Les borjs, ou anciennes habitations à Sfax, ont enregistré une régression importante durant les dernières années sous la menace d’une expansion urbaine anarchique.
Un cri d’alarme “sauvons les Borjs” a été lancé par l’historienne de l’Institut National du Patrimoine, Sihem Kallel Ben Amor, mettant à l’indexe la transformation de certains borjs en locaux pour des activités industrielles polluantes.
L’experte a appelé à l’urgence d’identifier l’emplacement géographique où se trouvent les borjs et d’archiver des photos de ces bâtiments sur supports numériques d ans une base de donnée spécialisée.
Les dangers qui pèsent sur les borjs menacent aussi de disparition un palette de métiers et de savoirs traditionnels qui étaient autrefois intimement liés à ce style architectural des habitations traditionnelles à Sfax. Il s’agit en particulier des ustensiles de cuisines, des instruments agricoles ou encore des éléments de décorations, les meubles et les costumes traditionnels, qui sont autant de composants reflétant des aspects du mode de vie traditionnel des familles sfaxiennes.
Un dossier devrait être remis à la commission nationale du patrimoine pour adopter des mécanismes de protection et les procédures prévues par l’article 4 du code du patrimoine qui classe les borjs comme monuments historiques afin de les protéger de tout acte de destruction ou de détérioration.
Les borjs, qui dégagent les relents d’une histoire riche de souvenirs et de traditions, reflètent l’attachement fort des sfaxiens à leur région.
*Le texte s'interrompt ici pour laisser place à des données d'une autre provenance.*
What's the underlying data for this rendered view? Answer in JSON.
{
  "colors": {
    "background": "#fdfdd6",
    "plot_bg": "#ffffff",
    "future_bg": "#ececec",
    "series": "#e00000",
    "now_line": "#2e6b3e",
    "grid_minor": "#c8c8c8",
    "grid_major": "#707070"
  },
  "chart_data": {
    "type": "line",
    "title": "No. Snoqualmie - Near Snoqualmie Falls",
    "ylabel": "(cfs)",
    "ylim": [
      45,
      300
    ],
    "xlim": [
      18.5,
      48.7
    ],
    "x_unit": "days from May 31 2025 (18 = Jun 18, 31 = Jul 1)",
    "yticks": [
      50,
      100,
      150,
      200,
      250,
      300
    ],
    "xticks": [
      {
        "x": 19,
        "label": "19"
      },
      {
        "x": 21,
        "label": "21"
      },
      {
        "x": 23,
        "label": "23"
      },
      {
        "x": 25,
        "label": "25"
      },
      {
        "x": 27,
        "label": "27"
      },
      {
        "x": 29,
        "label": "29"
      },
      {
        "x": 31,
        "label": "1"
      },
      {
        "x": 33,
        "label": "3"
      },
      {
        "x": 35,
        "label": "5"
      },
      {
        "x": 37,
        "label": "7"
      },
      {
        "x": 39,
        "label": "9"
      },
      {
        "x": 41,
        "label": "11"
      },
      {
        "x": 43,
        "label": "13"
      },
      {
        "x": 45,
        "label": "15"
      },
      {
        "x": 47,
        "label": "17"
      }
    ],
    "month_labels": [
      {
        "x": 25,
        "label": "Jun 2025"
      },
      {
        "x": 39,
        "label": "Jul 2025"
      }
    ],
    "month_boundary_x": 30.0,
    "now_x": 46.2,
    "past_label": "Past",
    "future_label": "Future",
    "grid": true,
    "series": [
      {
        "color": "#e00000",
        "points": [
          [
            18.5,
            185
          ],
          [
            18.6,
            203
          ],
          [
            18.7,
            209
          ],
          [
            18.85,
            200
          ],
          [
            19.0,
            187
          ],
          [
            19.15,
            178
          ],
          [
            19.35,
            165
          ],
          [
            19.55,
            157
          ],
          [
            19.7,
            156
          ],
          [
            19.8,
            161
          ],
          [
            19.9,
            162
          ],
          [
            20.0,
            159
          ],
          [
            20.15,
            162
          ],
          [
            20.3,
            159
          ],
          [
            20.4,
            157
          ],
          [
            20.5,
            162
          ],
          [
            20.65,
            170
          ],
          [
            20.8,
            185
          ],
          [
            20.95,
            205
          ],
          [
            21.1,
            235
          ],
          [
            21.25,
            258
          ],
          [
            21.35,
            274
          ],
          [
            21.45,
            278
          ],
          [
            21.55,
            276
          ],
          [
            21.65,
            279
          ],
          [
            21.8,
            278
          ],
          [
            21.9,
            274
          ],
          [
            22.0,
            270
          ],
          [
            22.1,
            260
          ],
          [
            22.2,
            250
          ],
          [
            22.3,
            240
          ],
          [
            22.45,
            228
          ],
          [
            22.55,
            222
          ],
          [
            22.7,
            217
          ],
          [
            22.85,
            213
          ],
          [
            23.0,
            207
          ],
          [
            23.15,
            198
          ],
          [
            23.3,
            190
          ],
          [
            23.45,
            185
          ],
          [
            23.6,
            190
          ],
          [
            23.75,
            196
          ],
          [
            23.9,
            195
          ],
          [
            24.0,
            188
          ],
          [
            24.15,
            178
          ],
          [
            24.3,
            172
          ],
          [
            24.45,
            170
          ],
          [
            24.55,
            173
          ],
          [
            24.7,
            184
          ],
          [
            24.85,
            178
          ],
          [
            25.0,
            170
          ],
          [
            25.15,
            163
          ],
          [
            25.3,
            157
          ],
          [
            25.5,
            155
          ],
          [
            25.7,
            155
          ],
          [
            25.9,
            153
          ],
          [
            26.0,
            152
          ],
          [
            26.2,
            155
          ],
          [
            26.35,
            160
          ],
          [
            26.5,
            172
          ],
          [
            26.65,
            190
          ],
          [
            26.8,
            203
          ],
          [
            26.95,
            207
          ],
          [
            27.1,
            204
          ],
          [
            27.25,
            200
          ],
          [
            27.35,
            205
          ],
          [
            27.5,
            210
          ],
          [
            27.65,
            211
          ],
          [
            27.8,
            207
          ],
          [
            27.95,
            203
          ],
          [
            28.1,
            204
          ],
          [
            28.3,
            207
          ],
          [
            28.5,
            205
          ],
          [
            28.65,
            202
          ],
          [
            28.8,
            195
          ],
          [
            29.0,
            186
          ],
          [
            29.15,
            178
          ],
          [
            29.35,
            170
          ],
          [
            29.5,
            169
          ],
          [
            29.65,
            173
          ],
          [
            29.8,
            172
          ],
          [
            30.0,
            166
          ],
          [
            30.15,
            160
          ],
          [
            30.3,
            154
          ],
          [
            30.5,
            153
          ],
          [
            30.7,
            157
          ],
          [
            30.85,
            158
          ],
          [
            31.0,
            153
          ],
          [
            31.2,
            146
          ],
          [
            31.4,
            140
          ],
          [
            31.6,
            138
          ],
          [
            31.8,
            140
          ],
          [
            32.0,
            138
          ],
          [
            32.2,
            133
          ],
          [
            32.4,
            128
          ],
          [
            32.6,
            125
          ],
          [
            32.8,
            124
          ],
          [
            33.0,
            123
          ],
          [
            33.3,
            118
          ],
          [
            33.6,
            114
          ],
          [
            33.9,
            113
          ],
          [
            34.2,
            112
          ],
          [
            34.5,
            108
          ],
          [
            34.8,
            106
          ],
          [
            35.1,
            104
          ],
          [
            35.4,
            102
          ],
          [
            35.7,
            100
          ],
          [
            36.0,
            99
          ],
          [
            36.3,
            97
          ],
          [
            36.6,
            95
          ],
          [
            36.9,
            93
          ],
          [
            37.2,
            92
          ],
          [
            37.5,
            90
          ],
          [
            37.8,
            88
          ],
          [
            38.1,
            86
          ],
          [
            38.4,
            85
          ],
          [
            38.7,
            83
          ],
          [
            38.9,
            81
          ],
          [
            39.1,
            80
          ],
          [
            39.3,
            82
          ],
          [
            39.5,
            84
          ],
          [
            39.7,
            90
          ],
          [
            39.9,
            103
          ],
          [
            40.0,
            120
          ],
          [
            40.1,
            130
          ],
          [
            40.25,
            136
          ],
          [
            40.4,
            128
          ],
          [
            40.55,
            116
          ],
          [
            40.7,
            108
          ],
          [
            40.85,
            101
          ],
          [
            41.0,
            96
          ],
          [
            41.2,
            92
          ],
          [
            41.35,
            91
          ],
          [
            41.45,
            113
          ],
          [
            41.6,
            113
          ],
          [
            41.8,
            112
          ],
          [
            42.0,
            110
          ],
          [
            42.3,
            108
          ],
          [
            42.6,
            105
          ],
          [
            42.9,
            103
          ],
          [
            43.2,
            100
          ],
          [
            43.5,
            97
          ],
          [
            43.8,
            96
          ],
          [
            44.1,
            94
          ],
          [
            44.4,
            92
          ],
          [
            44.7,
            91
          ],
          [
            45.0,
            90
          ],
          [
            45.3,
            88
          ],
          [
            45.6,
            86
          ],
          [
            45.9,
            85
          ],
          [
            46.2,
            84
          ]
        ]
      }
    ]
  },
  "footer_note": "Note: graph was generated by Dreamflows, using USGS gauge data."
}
Ces sentiments ont été affirmés lors de la tournée culturelle à travers les 13 borjs, qui se dressent encore dans la région de Sfax, organisée par l’association des amis des arts plastiques de Borj Kallel de Sfax pour sensibiliser aux dangers qui menacent d’extinction ces monuments architecturaux.
Bâtis comme des citadelles avec de hautes murailles, les borjs sont apparus au 17ème siècle avec l’émergence dans la société sfaxienne des résidences secondaires pour la saison d’été et le printemps pour se réjouir des délices des grands espaces aux côtés d’une résidence située dans la vieille ville de Sfax lieu de leur activité professionnelle.
Ces traditions ont été rapportées par des historiens dont Mahmoud Meghdish ou les récits d’anciens voyageurs dont DESFONTAINES, qui avait écrit “que les citoyens les plus riches passent une partie de l’année dans leurs jardins où ils ont des maisons de campagne forts agréables”.
Etant au départ un privilège réservé aux grandes familles sfaxiennes, cette pratique est désormais dans les habitudes d’une grande partie des sfaxiens.
Le Borj situé au milieu d’un grand jardin avec une forme carrée et des murs épais de pierre en haut desquels on retrouve de petites fenêtres préservant du froid en hiver et de la canicule en été. Ces habitations disposent d’une seule grande entrée sous forme d’arcade. Le toit en dôme est réalisé avec des briques fixées avec du plâtre sous la forme d’une carapace de tortue. Les techniques de construction des toits ont évolué pour utiliser désormais le bois.
L’architecture des borjs apporte sérénité et sécurité à ses habitants. Un sentiment que peuvent ressentir que ceux qui ont habité ce type de construction au temps où l’éclairage se faisait avec les traditionnelles lanternes pour accompagner les soirées en famille après une longue journée de travail.
L’art architectural des Borjs a connu trois étapes historiques inspirées du modèle des habitations traditionnelles des vieilles villes arabes. Ces habitations se distinguent par un grand patio au milieu avec des façades décorées de carreaux de faïences et de marbre dont les dessins rappellent ceux de l’architecture mauresque.
Cet espace à découvert est entouré de chambres à coucher des parents, des enfants et des invités dans lesquelles on a prévu des niches pour ranger les affaires. Ces habitations comportent également un pavillon cuisine, salle de bain et un grenier.
Au dehors, un espace surélevé et des banquettes en pierre sont aussi aménagés pour leurs heures de distraction et de repos en famille.
Ce modèle architectural est aujourd’hui reproduit, dans une certaine mesure, dans les habitations modernes et constituent une source d’inspiration pour les architectes et les décorateurs d’intérieurs dans la région de Sfax. Des associations oeuvrent également à préserver les borjs et à les inclure dans le dossier de candidature de Sfax à la liste du patrimoine mondial de l’UNESCO.
Cette revendication a été fortement clamée par l’experte en patrimoine Samia Akrout qui a appelé à intégrer les borjs dans le paysage architectural de la région de Sfax et ses plans d’urbanisation.
Ces efforts seront encore plus visibles lors de la célébration de Sfax capitale de la culture arabe, de l’ALECSO en 2016.